Safety, Reproducibility, Performance: Accelerating cancer drug discovery with cloud, ML, and HPC technologies


4th Computational Approaches for Cancer Workshop at SC18 | Dallas, TX

Date: November 11, 2018

Speaker: Amanda Minnich, PhD

Title: Safety, Reproducibility, Performance: Accelerating cancer drug discovery with cloud, ML, and HPC technologies

Abstract: The drug discovery process is currently costly, slow, and failure-prone. It takes an average of 5.5 years to get to the clinical testing stage, and in this time millions of molecules are tested, thousands are made, and most fail.

The ATOM consortium is working to transform the drug discovery process by utilizing machine learning to pretest many molecules in silico for both safety and efficacy, reducing the costly iterative experimental cycles that are traditionally needed. The consortium comprises of Lawrence Livermore National Laboratory, GlaxoSmithKline, Frederick National Laboratory for Cancer Research, and UCSF. Through ATOM’s unique combination of partners, machine learning experts are able to use HPC supercomputers to develop models based on proprietary and public pharma data for over 2 million compounds. The goal of the consortium is to create a new paradigm of drug discovery that would drastically reduce the time from identified drug target to clinical candidate, and we intend to use oncology as the first exemplar of the platform.
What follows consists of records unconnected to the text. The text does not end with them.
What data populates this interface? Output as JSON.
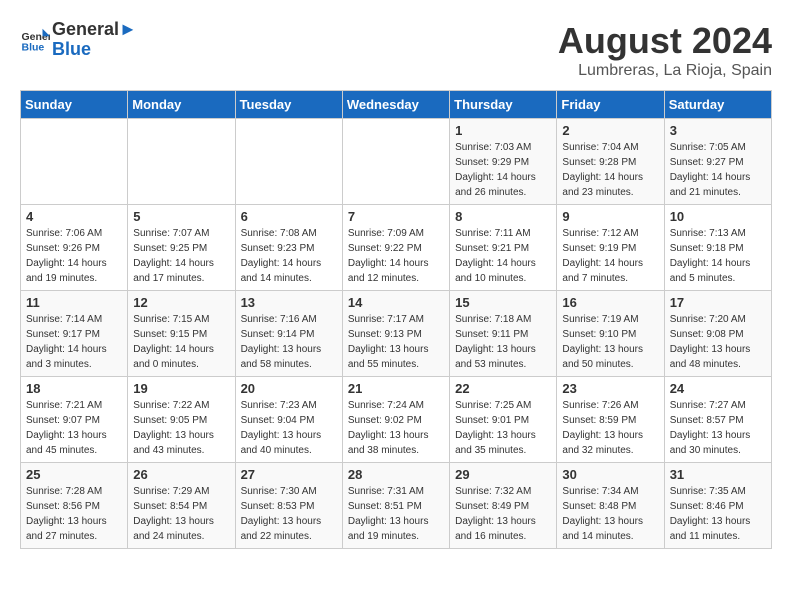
{
  "header": {
    "logo_line1": "General",
    "logo_line2": "Blue",
    "month_year": "August 2024",
    "location": "Lumbreras, La Rioja, Spain"
  },
  "weekdays": [
    "Sunday",
    "Monday",
    "Tuesday",
    "Wednesday",
    "Thursday",
    "Friday",
    "Saturday"
  ],
  "weeks": [
    [
      {
        "day": "",
        "info": ""
      },
      {
        "day": "",
        "info": ""
      },
      {
        "day": "",
        "info": ""
      },
      {
        "day": "",
        "info": ""
      },
      {
        "day": "1",
        "info": "Sunrise: 7:03 AM\nSunset: 9:29 PM\nDaylight: 14 hours\nand 26 minutes."
      },
      {
        "day": "2",
        "info": "Sunrise: 7:04 AM\nSunset: 9:28 PM\nDaylight: 14 hours\nand 23 minutes."
      },
      {
        "day": "3",
        "info": "Sunrise: 7:05 AM\nSunset: 9:27 PM\nDaylight: 14 hours\nand 21 minutes."
      }
    ],
    [
      {
        "day": "4",
        "info": "Sunrise: 7:06 AM\nSunset: 9:26 PM\nDaylight: 14 hours\nand 19 minutes."
      },
      {
        "day": "5",
        "info": "Sunrise: 7:07 AM\nSunset: 9:25 PM\nDaylight: 14 hours\nand 17 minutes."
      },
      {
        "day": "6",
        "info": "Sunrise: 7:08 AM\nSunset: 9:23 PM\nDaylight: 14 hours\nand 14 minutes."
      },
      {
        "day": "7",
        "info": "Sunrise: 7:09 AM\nSunset: 9:22 PM\nDaylight: 14 hours\nand 12 minutes."
      },
      {
        "day": "8",
        "info": "Sunrise: 7:11 AM\nSunset: 9:21 PM\nDaylight: 14 hours\nand 10 minutes."
      },
      {
        "day": "9",
        "info": "Sunrise: 7:12 AM\nSunset: 9:19 PM\nDaylight: 14 hours\nand 7 minutes."
      },
      {
        "day": "10",
        "info": "Sunrise: 7:13 AM\nSunset: 9:18 PM\nDaylight: 14 hours\nand 5 minutes."
      }
    ],
    [
      {
        "day": "11",
        "info": "Sunrise: 7:14 AM\nSunset: 9:17 PM\nDaylight: 14 hours\nand 3 minutes."
      },
      {
        "day": "12",
        "info": "Sunrise: 7:15 AM\nSunset: 9:15 PM\nDaylight: 14 hours\nand 0 minutes."
      },
      {
        "day": "13",
        "info": "Sunrise: 7:16 AM\nSunset: 9:14 PM\nDaylight: 13 hours\nand 58 minutes."
      },
      {
        "day": "14",
        "info": "Sunrise: 7:17 AM\nSunset: 9:13 PM\nDaylight: 13 hours\nand 55 minutes."
      },
      {
        "day": "15",
        "info": "Sunrise: 7:18 AM\nSunset: 9:11 PM\nDaylight: 13 hours\nand 53 minutes."
      },
      {
        "day": "16",
        "info": "Sunrise: 7:19 AM\nSunset: 9:10 PM\nDaylight: 13 hours\nand 50 minutes."
      },
      {
        "day": "17",
        "info": "Sunrise: 7:20 AM\nSunset: 9:08 PM\nDaylight: 13 hours\nand 48 minutes."
      }
    ],
    [
      {
        "day": "18",
        "info": "Sunrise: 7:21 AM\nSunset: 9:07 PM\nDaylight: 13 hours\nand 45 minutes."
      },
      {
        "day": "19",
        "info": "Sunrise: 7:22 AM\nSunset: 9:05 PM\nDaylight: 13 hours\nand 43 minutes."
      },
      {
        "day": "20",
        "info": "Sunrise: 7:23 AM\nSunset: 9:04 PM\nDaylight: 13 hours\nand 40 minutes."
      },
      {
        "day": "21",
        "info": "Sunrise: 7:24 AM\nSunset: 9:02 PM\nDaylight: 13 hours\nand 38 minutes."
      },
      {
        "day": "22",
        "info": "Sunrise: 7:25 AM\nSunset: 9:01 PM\nDaylight: 13 hours\nand 35 minutes."
      },
      {
        "day": "23",
        "info": "Sunrise: 7:26 AM\nSunset: 8:59 PM\nDaylight: 13 hours\nand 32 minutes."
      },
      {
        "day": "24",
        "info": "Sunrise: 7:27 AM\nSunset: 8:57 PM\nDaylight: 13 hours\nand 30 minutes."
      }
    ],
    [
      {
        "day": "25",
        "info": "Sunrise: 7:28 AM\nSunset: 8:56 PM\nDaylight: 13 hours\nand 27 minutes."
      },
      {
        "day": "26",
        "info": "Sunrise: 7:29 AM\nSunset: 8:54 PM\nDaylight: 13 hours\nand 24 minutes."
      },
      {
        "day": "27",
        "info": "Sunrise: 7:30 AM\nSunset: 8:53 PM\nDaylight: 13 hours\nand 22 minutes."
      },
      {
        "day": "28",
        "info": "Sunrise: 7:31 AM\nSunset: 8:51 PM\nDaylight: 13 hours\nand 19 minutes."
      },
      {
        "day": "29",
        "info": "Sunrise: 7:32 AM\nSunset: 8:49 PM\nDaylight: 13 hours\nand 16 minutes."
      },
      {
        "day": "30",
        "info": "Sunrise: 7:34 AM\nSunset: 8:48 PM\nDaylight: 13 hours\nand 14 minutes."
      },
      {
        "day": "31",
        "info": "Sunrise: 7:35 AM\nSunset: 8:46 PM\nDaylight: 13 hours\nand 11 minutes."
      }
    ]
  ]
}
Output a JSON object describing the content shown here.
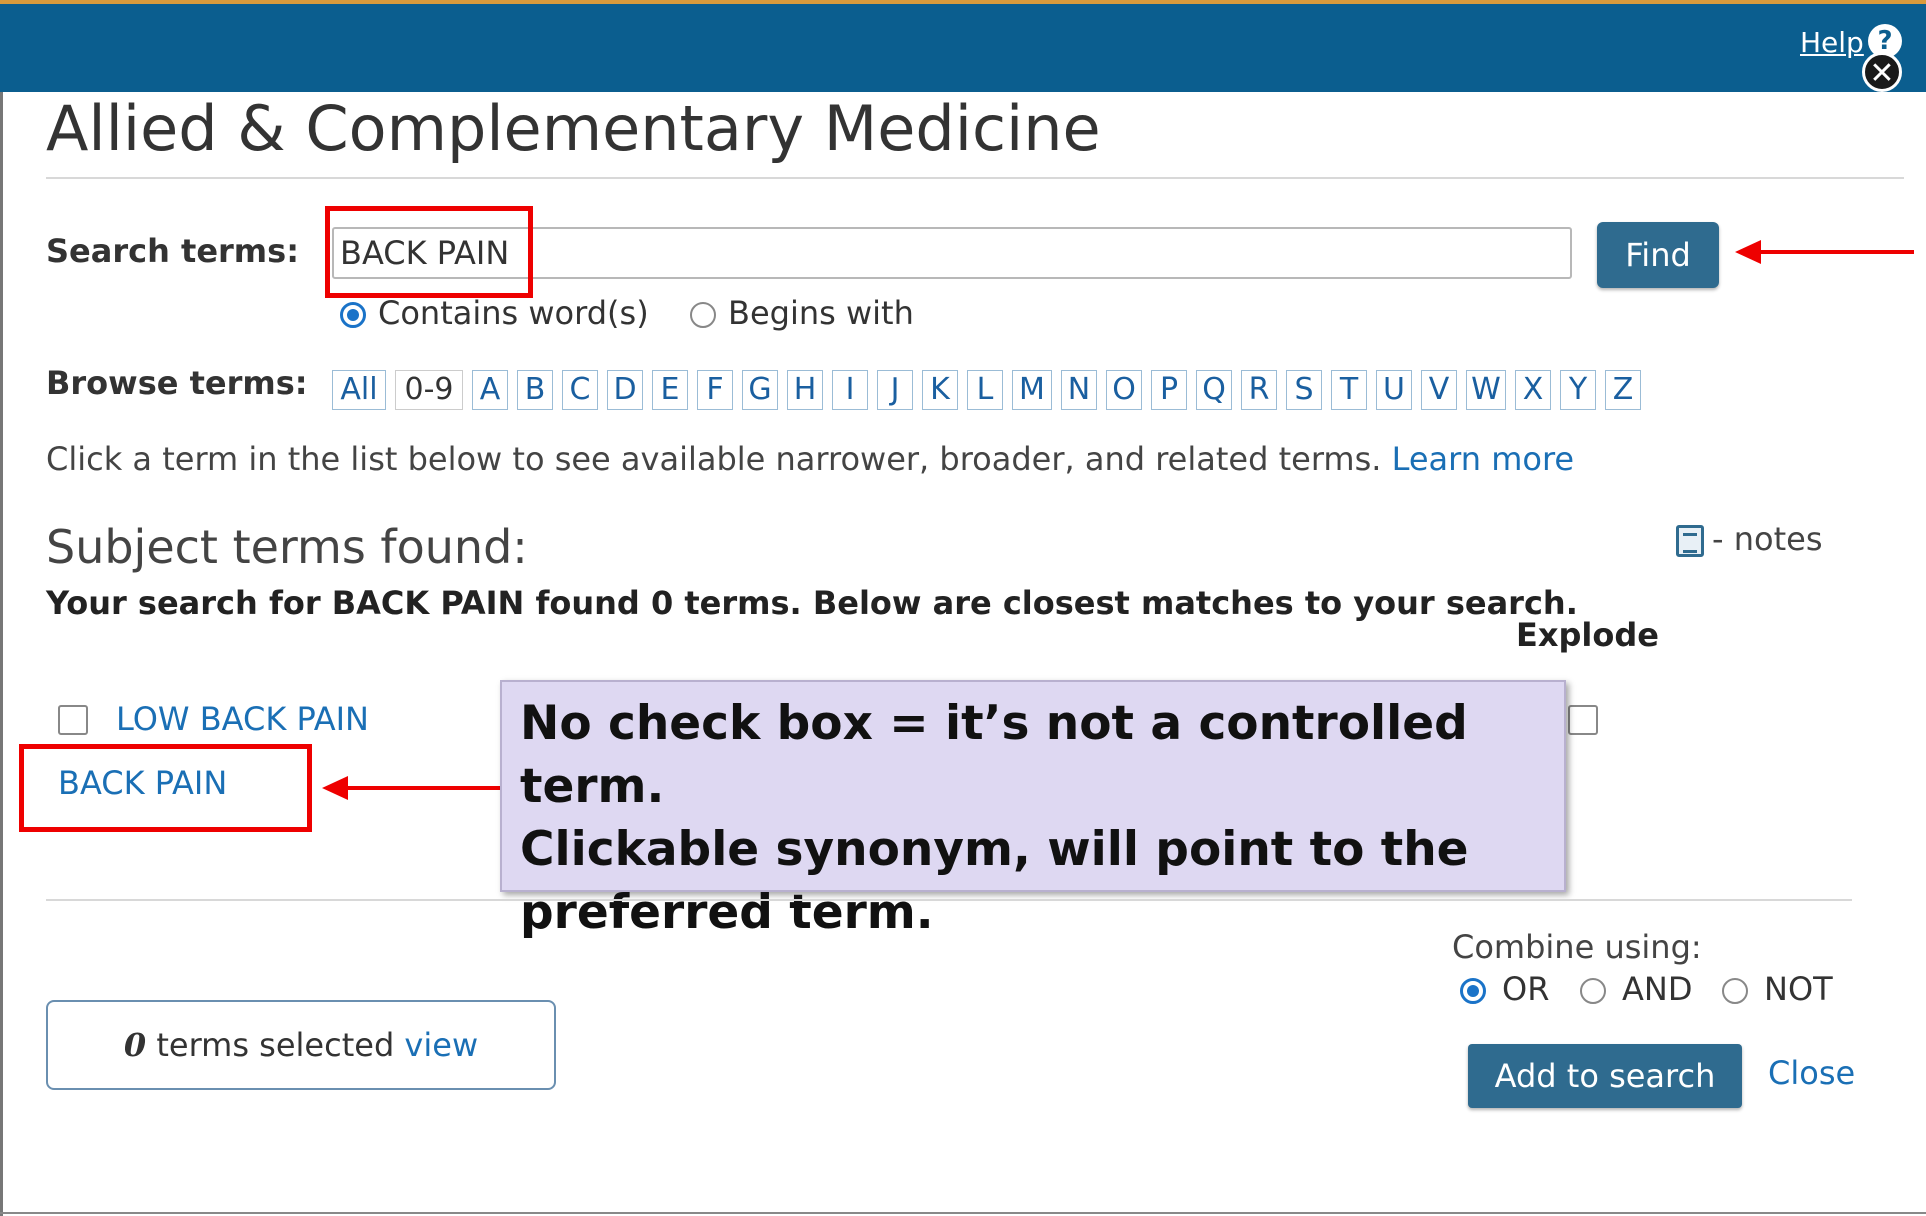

To this end, we have created a computational framework to build ML models that generate all key safety and pharmacokinetics parameters needed as input for Quantitative System Pharmacology and Toxicology models. Our end-to-end pipeline first ingests raw datasets, curates them, and stores the result in our data lake. Next it extracts features from these data and trains and saves the model to our model zoo. Our pipeline generates a variety of molecular features and both shallow and deep ML models. The HPC-specific module we have developed conducts efficient parallelized search of the model hyperparameter space and reports the best-performing hyperparameters for each of these feature/model combinations.

To ensure complete traceability of results, we save the training, validation, and testing dataset version IDs, the Git hash of the code used to generate the model, and the OS- and library-related version information. We have set up a Docker/Kubernetes infrastructure, so when a promising model has been identified, we can encapsulate the pipeline that created it, supporting both reproducibility and portability. Our system is designed to handle protected data and support incorporating proprietary models, which allows the framework to be run on real drug design tasks.

Our models are currently being integrated into an active learning pipeline to aid in de novo compound generation, as well as being sent back to consortium members to incorporate into their drug discovery efforts . Our models and code will also be released to the public at the end of our 3-year proof-of-concept phase. To make these models usable externally, we have built a module that can load in a model from our model zoo and generate predictions for a list of compounds on-the-fly. If ground truth is known, a variety of performance metrics are generated and stored in our model performance tracker database, allowing for easy querying and comparison of model performance.

We are confident that this work will help to transform cancer drug discovery from a time-consuming, sequential, and high-risk process into an approach that is rapid, integrated, and with better patient outcomes.